As an overarching narrative, Hixson’s book suffers from some of the same defects as that of Howard Zinn in it being overly formulaic and lacking in nuance. He might have addressed, for instance, why some immigrant groups were better able to integrate into the mainstream in American society and prosper over time, while others remained marginalized. He might have also addressed in more detail the failure of oppositional groups to articulate a coherent ideology or program capable of swaying the mainstream or challenging the dominant status quo. With regards to foreign affairs, while synthesizing much scholarship on the domestic roots of foreign imperialism and pointing to its often devastating consequences, he might have broadened his analysis to include discussion of oppositional currents within government circles, as well as the ability of international leaders to manipulate U.S. aid to their advantage. He could have further emphasized the complicity of other major foreign powers in the international crimes, for which he implicates U.S. leaders, thus pointing to the similarity in their practice of diplomacy and disregard for human rights in the “Third World.”
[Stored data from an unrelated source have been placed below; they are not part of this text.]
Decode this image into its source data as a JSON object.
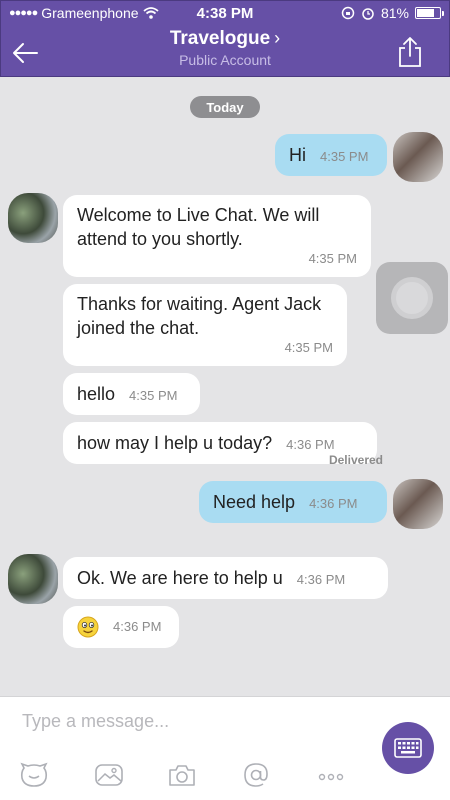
{
  "status_bar": {
    "carrier": "Grameenphone",
    "time": "4:38 PM",
    "battery": "81%",
    "battery_fraction": 0.81
  },
  "header": {
    "title": "Travelogue",
    "chevron": "›",
    "subtitle": "Public Account",
    "back_icon": "back-arrow-icon",
    "share_icon": "share-icon"
  },
  "chat": {
    "date_separator": "Today",
    "messages": [
      {
        "direction": "out",
        "text": "Hi",
        "time": "4:35 PM"
      },
      {
        "direction": "in",
        "text": "Welcome to Live Chat. We will attend to you shortly.",
        "time": "4:35 PM"
      },
      {
        "direction": "in",
        "text": "Thanks for waiting. Agent Jack joined the chat.",
        "time": "4:35 PM"
      },
      {
        "direction": "in",
        "text": "hello",
        "time": "4:35 PM"
      },
      {
        "direction": "in",
        "text": "how may I help u today?",
        "time": "4:36 PM"
      },
      {
        "direction": "out",
        "text": "Need help",
        "time": "4:36 PM"
      },
      {
        "direction": "in",
        "text": "Ok. We are here to help u",
        "time": "4:36 PM"
      },
      {
        "direction": "in",
        "emoji": "smiley-emoji",
        "time": "4:36 PM"
      }
    ],
    "delivered_label": "Delivered"
  },
  "composer": {
    "placeholder": "Type a message...",
    "tools": [
      "sticker-icon",
      "image-icon",
      "camera-icon",
      "mention-icon",
      "more-icon"
    ],
    "keyboard_icon": "keyboard-icon"
  },
  "colors": {
    "header": "#6650a6",
    "outgoing_bubble": "#a9dcf2",
    "incoming_bubble": "#ffffff",
    "background": "#e4e4e6"
  }
}
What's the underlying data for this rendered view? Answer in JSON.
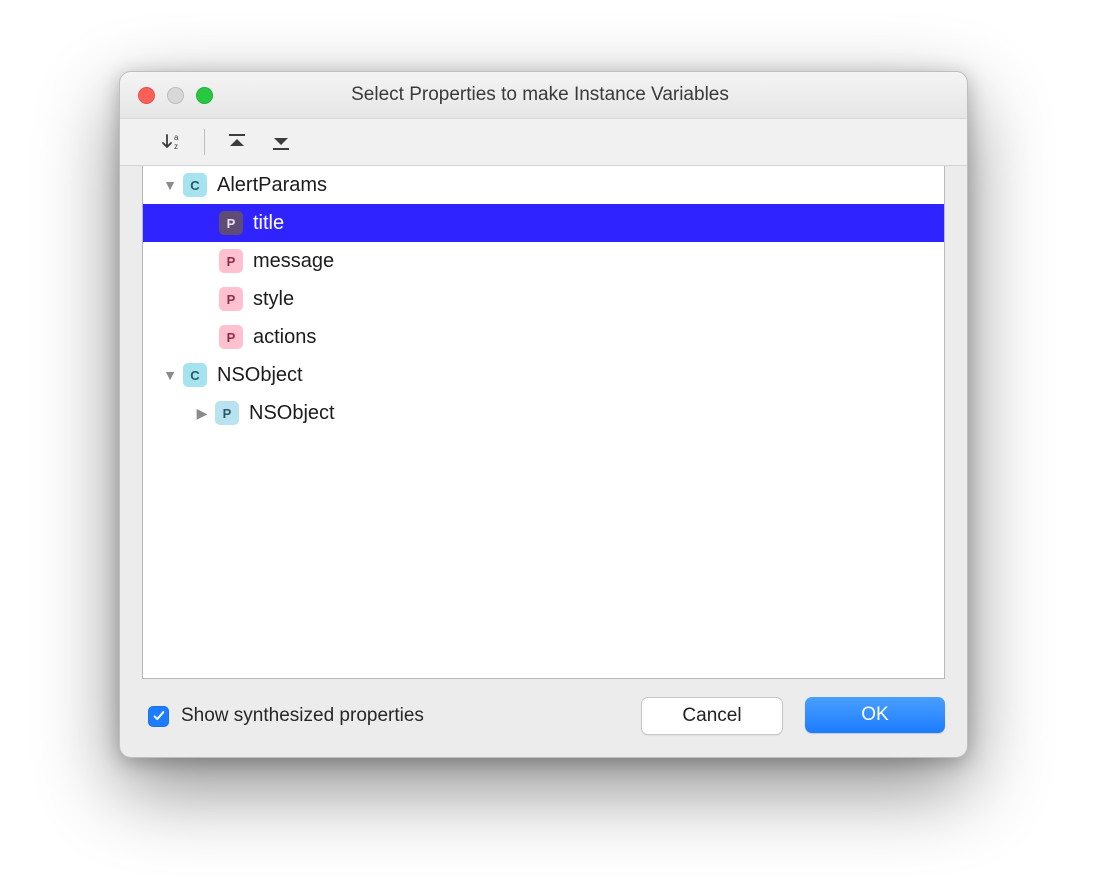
{
  "window": {
    "title": "Select Properties to make Instance Variables"
  },
  "toolbar": {
    "sort": "Sort",
    "expand": "Expand All",
    "collapse": "Collapse All"
  },
  "tree": [
    {
      "kind": "class",
      "icon": "C",
      "label": "AlertParams",
      "depth": 0,
      "expanded": true,
      "selected": false
    },
    {
      "kind": "property",
      "icon": "P",
      "label": "title",
      "depth": 1,
      "selected": true
    },
    {
      "kind": "property",
      "icon": "P",
      "label": "message",
      "depth": 1,
      "selected": false
    },
    {
      "kind": "property",
      "icon": "P",
      "label": "style",
      "depth": 1,
      "selected": false
    },
    {
      "kind": "property",
      "icon": "P",
      "label": "actions",
      "depth": 1,
      "selected": false
    },
    {
      "kind": "class",
      "icon": "C",
      "label": "NSObject",
      "depth": 0,
      "expanded": true,
      "selected": false
    },
    {
      "kind": "protocol",
      "icon": "P",
      "label": "NSObject",
      "depth": 1,
      "expanded": false,
      "selected": false
    }
  ],
  "footer": {
    "checkbox_label": "Show synthesized properties",
    "checkbox_checked": true,
    "cancel": "Cancel",
    "ok": "OK"
  }
}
These points aside, Hixson has written a stimulating book that provides an important counterweight to the ream of nationalist histories and apologetics that adorn the bookshelves of our major libraries and bookstores. He gives important attention to the racist and imperialist currents in American society and culture that have caused misery and anguish for countless millions, and have not fully been vanquished. Contrary to Obama’s denials and those of his more reactionary adversaries, the U.S. is indeed a nation marred by contradictions and hypocrisies, which may well spell its demise if not recognized and confronted. For that reason alone, Hixson’s book is a must read.